Las guerras inútiles causan desazón y tristeza. Presenciarlas o participar en ellas es como observar la caída de un árbol joven. Las guerras floridas practicadas durante el imperio azteca al menos tenían como propósito tomar prisioneros para ofrecerlos a los dioses y calmar su deseo de sangre. Las guerras inútiles, muy practicadas en la actualidad, carecen de propósito, excepto, acaso, el de hacernos más amarga la vida. Hace casi cinco años, en una charla en Bogotá, una joven entre el público me preguntó a bocajarro o a mansalva: “¿Cuál es su opinión acerca del feminismo?” Preguntas así, de entrada, se hallan mal planteadas, pues las ideas que cada quién tiene del feminismo pueden ser incluso contrarias entre sí o de índole muy diferente. Yo no me inmuté y sólo respondí para salir del aprieto: “Mujeres y hombres son la misma sustancia más sus diferencias, y las leyes además de preservar su integridad tienen que considerar tales diferencias para intentar que no haya injusticias hacia ninguna clase de humanos, además de respetar, hasta donde sea posible, a las minorías no criminales”. La necesidad de opinar es natural en los humanos dotados de lenguaje, pero no hay que pensar con la lengua, ni tampoco pensar hasta después de hablar. La guerra entres sexos, es inútil e imposible, un sueño extremista y expresa un ánimo de belicosidad cuya consecuencia es desperdicio de energía y la creación de una cortina de humo para ocultar problemas de fondo como la ausencia de una inteligente distribución de la riqueza y la fragilidad de instituciones públicas que no logran evitar las injusticias para seres humanos de cualquier clase, sean transgresores de género, mujeres, niños, ancianas, homosexuales, etcétera.
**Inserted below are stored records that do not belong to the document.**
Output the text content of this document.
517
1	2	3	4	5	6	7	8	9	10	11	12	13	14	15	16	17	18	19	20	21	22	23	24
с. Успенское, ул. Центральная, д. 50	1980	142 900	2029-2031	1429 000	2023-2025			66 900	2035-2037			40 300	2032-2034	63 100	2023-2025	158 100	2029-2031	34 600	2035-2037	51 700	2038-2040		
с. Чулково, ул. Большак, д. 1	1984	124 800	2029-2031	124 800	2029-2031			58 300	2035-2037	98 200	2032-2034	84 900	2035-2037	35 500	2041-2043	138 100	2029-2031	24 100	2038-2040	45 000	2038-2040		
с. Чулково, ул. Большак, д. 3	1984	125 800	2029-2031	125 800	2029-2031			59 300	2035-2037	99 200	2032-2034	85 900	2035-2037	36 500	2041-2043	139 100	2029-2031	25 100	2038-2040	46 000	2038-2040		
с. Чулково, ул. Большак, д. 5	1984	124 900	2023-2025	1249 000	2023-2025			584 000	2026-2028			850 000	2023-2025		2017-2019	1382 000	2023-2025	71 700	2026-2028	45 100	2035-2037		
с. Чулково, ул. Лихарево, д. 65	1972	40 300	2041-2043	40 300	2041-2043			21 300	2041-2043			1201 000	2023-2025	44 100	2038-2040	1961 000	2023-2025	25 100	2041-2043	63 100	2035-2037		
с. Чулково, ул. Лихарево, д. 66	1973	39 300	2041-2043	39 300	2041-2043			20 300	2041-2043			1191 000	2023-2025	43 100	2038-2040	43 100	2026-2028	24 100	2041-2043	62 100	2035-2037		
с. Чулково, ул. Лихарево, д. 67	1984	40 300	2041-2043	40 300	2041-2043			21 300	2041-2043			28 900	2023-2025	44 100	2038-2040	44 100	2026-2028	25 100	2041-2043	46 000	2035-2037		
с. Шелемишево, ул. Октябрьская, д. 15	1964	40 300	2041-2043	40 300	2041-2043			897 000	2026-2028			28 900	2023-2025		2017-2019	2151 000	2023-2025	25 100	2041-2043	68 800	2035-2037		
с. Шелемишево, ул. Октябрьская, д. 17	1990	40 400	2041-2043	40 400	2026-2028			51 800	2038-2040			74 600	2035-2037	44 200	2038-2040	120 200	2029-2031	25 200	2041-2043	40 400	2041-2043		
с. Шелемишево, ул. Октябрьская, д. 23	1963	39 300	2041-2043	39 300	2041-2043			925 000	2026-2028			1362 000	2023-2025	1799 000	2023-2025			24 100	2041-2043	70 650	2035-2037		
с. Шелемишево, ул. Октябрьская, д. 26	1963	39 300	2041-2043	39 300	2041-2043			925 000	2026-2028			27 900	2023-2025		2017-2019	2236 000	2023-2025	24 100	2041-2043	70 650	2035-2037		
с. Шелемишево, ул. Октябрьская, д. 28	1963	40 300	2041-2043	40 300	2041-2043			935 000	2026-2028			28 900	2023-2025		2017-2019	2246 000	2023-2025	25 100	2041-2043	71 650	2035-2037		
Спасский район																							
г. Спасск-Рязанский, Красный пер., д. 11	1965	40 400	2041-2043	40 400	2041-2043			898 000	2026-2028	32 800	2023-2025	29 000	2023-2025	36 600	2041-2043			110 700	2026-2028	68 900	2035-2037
Los grupos feministas de cualquier clase deben ser considerados un bien mientras no se transformen en pretexto de guerras inútiles, abstractas o de extremismo subjetivo. (Sugiero leer el libro acerca del feminismo que ha escrito mi amigo, Rafael Bulmaro Castillo; en Castillo Ruiz Editores).

Escribí hace unos días que un cadáver no es lo mismo que un muerto. La confusión nos lleva a cometer dislates. El muerto es un mito, es decir duerme o vive en la memoria y en el semblante anímico de las personas. El cadáver es una cosa material que uno debe cargar o enterrar y que se pudre o va desapareciendo. Nadie diría que el General Santos Degollado es un cadáver, por ejemplo. Las diferencias sutiles transforman las perspectivas y no permiten que uno caiga al barranco arrastrado por su propia lengua. “No hay nada bueno ni malo si el pensamiento no lo hace tal”, esta frase de Hamlet que le gustaba citar a Wittgenstein nos dice algo sencillo. El bien y el mal son una construcción de nuestro pensamiento, el cual a su vez proviene de nuestra experiencia en el mundo. Por tal motivo habría que ponerse alerta sobre qué hechos consideramos son nocivos o malos para nuestra vida y atacarlos, aun a sabiendas que alguien mantendrá un pensamiento contrario. ¿Cómo se puede vivir sin sospechar siquiera que quizás las otras personas tienen razón?

Otra guerra inútil consiste en pensar a fondo en asuntos que son prescindibles o superficiales para el bienestar general de la sociedad. Me disculpo de antemano con varios amigos míos y personas muy respetables quienes años antes de alguna elección política comienzan a reflexionar.